Se não fosse triste dava muita vontade de rir. Ricardo Moutinho, na tradição de Artur Batista da Silva (lembra-se dele? O homem que deu entrevistas e foi convidado de grandes conferências, apresentando-se como consultor das Nações Unidas em plena crise da Troika e que afinal não passava de um burlão?), usou os seus pergaminhos inventados para embarretar um promissor quadro do Partido Socialista e sacou-lhe trezentos mil euros adiantados para construir uma obra imaginária.

Muito já se falou sobre este caso. Mas o que acho fascinante é como é fácil em Portugal entrar nos gabinetes do poder e até nas maiores redações do país (como aconteceu no caso de Batista da Silva), com currículos inventados a vender banha da cobra.

Ricardo Moutinho foi mais ambicioso do que Batista da Silva. Quis ganhar dinheiro rapidamente em vez de vender influência. Teve o azar de embarretar um amigo do primeiro-ministro, que foi buscá-lo a Caminha para vir resolver problemas no Governo.

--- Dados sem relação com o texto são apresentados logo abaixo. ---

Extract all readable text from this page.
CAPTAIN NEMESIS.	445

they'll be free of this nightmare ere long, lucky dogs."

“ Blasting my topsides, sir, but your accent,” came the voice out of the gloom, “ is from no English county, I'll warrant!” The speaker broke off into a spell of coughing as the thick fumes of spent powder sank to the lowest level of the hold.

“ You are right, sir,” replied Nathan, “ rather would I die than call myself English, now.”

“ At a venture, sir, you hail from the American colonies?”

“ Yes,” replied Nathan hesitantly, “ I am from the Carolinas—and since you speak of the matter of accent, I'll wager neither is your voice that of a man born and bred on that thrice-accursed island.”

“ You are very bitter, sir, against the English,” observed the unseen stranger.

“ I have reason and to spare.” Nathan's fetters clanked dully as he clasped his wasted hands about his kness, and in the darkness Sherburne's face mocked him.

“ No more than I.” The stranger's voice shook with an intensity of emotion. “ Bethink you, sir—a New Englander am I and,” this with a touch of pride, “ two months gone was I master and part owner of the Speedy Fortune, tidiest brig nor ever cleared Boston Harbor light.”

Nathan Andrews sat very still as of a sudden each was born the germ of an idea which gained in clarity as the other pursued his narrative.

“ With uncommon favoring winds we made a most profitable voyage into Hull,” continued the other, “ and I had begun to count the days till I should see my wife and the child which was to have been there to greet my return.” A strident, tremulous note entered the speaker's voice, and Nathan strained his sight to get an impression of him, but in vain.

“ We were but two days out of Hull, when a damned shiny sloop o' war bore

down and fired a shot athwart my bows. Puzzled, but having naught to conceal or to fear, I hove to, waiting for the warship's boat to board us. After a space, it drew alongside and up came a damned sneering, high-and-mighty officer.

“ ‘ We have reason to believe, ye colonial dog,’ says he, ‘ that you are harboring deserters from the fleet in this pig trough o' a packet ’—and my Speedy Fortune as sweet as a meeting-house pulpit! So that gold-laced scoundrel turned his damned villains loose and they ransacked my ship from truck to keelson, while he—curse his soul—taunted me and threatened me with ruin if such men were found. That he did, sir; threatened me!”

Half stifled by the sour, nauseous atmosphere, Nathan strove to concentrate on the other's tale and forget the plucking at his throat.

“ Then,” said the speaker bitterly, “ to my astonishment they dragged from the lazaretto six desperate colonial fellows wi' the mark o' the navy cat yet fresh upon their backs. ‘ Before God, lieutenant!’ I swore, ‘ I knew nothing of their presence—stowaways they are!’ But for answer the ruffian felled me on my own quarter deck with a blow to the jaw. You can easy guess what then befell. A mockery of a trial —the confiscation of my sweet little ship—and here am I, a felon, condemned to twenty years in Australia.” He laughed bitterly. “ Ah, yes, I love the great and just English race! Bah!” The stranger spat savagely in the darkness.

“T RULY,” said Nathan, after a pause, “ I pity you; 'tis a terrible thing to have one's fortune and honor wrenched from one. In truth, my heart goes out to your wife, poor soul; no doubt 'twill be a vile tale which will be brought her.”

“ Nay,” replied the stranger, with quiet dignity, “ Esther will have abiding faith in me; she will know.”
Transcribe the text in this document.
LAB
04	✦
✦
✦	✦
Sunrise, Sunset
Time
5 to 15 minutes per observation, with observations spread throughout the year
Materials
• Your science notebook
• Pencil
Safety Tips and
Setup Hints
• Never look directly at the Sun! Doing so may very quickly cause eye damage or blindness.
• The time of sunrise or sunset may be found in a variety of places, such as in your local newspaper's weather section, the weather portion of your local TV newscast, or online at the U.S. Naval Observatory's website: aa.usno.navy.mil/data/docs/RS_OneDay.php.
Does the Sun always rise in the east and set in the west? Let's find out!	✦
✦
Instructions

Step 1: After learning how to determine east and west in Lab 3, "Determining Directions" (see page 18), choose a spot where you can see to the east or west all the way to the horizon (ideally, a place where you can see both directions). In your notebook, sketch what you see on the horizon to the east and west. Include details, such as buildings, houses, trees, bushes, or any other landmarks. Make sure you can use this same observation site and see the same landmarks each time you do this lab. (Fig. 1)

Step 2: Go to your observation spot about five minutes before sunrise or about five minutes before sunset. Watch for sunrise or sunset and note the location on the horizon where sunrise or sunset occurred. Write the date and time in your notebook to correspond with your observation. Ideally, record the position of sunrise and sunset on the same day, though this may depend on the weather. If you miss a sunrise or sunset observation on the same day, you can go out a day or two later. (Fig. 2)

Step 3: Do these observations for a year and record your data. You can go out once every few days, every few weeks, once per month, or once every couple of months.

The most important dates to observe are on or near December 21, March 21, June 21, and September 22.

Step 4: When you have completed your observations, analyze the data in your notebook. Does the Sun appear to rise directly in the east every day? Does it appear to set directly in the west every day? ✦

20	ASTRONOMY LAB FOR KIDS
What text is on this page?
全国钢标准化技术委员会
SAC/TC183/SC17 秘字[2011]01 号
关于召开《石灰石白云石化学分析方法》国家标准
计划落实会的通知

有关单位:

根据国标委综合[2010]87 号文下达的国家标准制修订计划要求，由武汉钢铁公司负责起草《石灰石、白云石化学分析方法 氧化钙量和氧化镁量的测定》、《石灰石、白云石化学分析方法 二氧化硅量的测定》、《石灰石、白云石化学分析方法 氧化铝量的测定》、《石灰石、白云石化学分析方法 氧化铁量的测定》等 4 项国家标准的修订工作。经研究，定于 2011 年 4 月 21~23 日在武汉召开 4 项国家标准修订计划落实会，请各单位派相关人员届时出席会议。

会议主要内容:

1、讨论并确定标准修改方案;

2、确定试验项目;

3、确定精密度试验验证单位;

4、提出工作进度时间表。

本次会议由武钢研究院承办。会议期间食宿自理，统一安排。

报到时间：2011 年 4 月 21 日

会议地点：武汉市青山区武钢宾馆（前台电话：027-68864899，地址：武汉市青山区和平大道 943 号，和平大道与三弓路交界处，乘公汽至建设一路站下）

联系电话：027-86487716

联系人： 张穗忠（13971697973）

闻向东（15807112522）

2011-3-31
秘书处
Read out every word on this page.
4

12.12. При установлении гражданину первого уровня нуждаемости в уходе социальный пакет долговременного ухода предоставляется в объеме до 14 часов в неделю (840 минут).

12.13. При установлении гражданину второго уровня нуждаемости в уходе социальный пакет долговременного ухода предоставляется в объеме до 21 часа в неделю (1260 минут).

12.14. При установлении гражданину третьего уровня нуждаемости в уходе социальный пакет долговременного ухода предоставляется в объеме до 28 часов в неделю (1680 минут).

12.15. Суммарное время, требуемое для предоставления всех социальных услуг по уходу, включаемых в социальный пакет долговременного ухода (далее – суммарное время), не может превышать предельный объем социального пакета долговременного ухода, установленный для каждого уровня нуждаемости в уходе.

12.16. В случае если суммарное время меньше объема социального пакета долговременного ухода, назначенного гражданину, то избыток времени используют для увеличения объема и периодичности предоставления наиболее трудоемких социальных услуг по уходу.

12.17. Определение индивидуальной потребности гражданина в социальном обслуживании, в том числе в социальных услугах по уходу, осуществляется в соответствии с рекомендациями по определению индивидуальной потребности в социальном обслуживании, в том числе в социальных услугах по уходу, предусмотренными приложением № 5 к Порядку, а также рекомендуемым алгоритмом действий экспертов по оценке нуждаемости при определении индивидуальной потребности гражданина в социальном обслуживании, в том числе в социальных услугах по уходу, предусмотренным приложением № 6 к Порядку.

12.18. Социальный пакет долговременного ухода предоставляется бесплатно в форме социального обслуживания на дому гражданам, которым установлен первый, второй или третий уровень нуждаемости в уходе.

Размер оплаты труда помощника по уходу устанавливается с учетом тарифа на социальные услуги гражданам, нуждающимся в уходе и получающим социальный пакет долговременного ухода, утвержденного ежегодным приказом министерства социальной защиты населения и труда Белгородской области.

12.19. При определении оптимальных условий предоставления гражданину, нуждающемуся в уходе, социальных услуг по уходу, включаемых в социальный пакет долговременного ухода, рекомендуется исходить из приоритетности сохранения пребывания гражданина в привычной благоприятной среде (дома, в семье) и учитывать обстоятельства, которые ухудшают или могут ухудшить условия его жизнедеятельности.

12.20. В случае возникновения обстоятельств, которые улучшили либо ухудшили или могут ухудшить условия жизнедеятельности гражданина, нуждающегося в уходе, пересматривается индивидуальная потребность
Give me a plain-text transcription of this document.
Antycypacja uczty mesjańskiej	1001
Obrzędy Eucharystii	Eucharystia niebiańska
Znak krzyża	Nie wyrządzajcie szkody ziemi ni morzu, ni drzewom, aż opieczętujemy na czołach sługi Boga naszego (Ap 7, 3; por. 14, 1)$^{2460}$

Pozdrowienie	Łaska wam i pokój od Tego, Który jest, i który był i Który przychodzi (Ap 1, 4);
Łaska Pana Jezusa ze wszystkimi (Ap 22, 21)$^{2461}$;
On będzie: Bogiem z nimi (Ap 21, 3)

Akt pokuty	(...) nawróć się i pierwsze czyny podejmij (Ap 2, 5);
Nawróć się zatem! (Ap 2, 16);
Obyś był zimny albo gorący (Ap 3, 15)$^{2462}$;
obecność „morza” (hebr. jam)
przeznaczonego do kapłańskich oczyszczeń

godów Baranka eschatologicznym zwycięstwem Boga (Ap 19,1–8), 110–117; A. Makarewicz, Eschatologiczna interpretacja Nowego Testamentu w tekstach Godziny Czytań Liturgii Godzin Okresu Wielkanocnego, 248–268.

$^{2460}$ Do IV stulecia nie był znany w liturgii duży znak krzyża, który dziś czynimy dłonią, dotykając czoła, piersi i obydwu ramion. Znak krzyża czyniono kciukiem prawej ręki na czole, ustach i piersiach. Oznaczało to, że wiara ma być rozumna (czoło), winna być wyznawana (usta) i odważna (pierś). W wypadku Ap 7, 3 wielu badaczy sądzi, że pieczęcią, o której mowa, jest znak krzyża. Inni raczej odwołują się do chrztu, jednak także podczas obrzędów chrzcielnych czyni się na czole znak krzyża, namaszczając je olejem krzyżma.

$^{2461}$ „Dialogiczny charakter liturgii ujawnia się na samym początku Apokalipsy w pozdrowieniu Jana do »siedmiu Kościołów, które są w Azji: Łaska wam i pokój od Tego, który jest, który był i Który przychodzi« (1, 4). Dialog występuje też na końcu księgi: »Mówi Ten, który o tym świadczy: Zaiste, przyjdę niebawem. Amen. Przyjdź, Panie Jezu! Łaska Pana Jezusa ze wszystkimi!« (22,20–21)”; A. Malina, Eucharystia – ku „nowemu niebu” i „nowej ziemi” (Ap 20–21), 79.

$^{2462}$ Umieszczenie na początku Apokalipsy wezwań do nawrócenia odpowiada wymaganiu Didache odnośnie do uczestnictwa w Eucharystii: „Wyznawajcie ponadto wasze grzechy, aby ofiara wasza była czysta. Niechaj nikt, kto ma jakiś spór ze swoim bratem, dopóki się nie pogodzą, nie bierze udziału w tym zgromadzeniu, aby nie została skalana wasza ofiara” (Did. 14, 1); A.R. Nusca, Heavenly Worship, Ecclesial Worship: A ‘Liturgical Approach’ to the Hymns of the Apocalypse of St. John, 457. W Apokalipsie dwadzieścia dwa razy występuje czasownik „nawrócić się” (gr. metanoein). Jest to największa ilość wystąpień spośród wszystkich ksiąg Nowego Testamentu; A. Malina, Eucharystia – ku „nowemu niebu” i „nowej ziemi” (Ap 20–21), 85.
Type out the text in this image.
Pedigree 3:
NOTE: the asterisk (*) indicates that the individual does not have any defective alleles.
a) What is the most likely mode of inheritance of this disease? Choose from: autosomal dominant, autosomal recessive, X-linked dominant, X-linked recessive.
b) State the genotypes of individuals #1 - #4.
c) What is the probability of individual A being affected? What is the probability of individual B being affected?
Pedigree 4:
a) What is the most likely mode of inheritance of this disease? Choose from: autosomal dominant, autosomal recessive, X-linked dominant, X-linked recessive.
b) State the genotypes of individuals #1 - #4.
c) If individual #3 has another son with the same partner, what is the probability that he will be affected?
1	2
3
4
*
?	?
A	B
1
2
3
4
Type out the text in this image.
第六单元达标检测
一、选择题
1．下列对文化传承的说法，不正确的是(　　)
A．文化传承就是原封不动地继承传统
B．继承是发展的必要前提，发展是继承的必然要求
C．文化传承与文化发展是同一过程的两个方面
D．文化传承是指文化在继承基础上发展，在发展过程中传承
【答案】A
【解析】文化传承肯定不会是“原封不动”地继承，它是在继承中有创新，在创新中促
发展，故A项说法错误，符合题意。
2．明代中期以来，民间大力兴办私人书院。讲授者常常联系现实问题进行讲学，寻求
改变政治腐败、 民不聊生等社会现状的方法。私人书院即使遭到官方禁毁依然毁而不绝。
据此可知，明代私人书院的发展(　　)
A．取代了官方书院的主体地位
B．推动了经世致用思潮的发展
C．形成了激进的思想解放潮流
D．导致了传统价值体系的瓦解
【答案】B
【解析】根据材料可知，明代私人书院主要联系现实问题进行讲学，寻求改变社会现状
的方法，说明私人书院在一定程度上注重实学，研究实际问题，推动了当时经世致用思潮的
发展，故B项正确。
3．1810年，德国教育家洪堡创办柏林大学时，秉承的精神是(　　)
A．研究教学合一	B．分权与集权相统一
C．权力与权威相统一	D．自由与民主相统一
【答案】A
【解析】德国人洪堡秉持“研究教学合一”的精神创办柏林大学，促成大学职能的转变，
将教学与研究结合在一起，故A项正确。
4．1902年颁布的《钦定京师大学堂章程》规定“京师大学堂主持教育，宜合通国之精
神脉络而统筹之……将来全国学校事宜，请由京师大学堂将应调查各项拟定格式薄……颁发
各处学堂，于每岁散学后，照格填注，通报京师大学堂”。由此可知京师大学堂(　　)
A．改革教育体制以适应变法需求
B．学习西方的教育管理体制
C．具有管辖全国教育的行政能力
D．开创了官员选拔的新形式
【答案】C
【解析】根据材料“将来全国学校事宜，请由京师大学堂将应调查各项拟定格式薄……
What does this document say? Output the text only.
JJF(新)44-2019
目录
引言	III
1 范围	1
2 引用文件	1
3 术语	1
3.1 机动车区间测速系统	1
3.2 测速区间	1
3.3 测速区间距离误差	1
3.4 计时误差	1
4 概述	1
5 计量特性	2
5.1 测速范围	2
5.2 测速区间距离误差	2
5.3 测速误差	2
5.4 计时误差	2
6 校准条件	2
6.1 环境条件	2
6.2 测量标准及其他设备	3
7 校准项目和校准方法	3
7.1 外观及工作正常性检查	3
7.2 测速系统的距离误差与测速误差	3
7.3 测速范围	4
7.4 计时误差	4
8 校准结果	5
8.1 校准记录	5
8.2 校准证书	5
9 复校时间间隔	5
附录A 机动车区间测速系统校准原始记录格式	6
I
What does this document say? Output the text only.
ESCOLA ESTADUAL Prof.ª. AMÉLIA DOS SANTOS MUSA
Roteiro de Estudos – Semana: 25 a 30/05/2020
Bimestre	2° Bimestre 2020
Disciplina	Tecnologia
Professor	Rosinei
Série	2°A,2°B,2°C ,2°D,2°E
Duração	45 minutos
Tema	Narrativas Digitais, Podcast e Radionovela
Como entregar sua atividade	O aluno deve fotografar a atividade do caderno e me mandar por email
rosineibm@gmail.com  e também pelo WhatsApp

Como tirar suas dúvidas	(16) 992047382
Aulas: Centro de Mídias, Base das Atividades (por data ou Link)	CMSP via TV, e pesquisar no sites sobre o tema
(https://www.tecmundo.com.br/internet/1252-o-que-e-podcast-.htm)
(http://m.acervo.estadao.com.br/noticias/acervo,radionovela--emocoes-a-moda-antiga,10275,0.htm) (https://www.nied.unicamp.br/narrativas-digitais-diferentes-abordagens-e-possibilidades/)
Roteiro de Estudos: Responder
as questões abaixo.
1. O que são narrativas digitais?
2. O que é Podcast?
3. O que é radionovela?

Se não fosse esta promoção política, Caminha e Miguel Alves tinham sido embarretados e Ricardo Moutinho tinha embolsado trezentos mil euros sem mais consequências. O país tinha ficado na ignorância, como provavelmente acontece em muitos municípios do país.

A forma como Ricardo Moutinho ou, há poucos anos, Artur Batista da Silva aldrabaram tudo e todos demonstra a facilidade com que se acede aos corredores do poder em Portugal. Nos últimos dias, assistimos atónitos a uma entrevista surreal em que o “Pee Age Dee” Ricardo Moutinho se embrulha todo para justificar o currículo académico falso e a rede de empresas fantasma com que enganou Miguel Alves, o astuto amigo socialista de António Costa.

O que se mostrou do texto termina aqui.